The coroner, Dr. Ciaran MacLoughlin, said the verdict did not imply that systemic deficiencies at the hospital contributed to her death but called for new guidelines on when doctors can intervene to save the life of a mother.
Clearer guidelines about the circumstances in which an abortion could be carried out would help doctors take a decision without fearing that they may be breaking the law, he said. The jury endorsed all the nine recommendations made by the coroner to streamline car at Galway University Hospital where Savita was treated.
The verdict came a day after a leading obstetrician told the inquest that Savita would probably be still alive had doctors had agreed to her repeated requests for abortion. Dr. Peter Boylan, clinical director of Ireland’s National Maternity Hospital and a former member of the government’s expert advisory group on abortion, said that Savita was ill enough to justify an abortion at least three days before she died but because of Ireland’s strict abortion laws, doctors were not legally in a position to carry out a termination unless there was a “substantial risk” to her life.
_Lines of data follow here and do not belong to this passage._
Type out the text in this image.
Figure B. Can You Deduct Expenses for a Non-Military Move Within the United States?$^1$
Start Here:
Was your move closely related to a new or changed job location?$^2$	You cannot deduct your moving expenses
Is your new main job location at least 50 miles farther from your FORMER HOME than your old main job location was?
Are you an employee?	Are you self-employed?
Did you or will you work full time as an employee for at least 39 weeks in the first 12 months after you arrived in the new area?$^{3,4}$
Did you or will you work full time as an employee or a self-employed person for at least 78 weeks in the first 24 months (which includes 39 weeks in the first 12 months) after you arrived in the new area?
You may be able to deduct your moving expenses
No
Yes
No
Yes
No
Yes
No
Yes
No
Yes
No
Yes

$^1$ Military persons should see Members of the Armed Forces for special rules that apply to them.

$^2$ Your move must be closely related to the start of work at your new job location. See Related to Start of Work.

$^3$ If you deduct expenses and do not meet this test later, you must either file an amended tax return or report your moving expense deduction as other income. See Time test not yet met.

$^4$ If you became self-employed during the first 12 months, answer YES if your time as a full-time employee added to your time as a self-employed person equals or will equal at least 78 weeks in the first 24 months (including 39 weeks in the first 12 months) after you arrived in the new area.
Last week, Ann Maria, the midwife who treated Savita apologised for telling her that she could not have an abortion “because Ireland is a Catholic country.” But she insisted that it was not meant to “offend” the patient.
Savita (31) was 17 weeks pregnant when she was admitted to the hospital on October 21 with severe back pain. She was found to be miscarrying, but according to her husband, doctors refused to abort citing Ireland’s strict anti-abortion law. A week later she died of septicaemia and E.coli.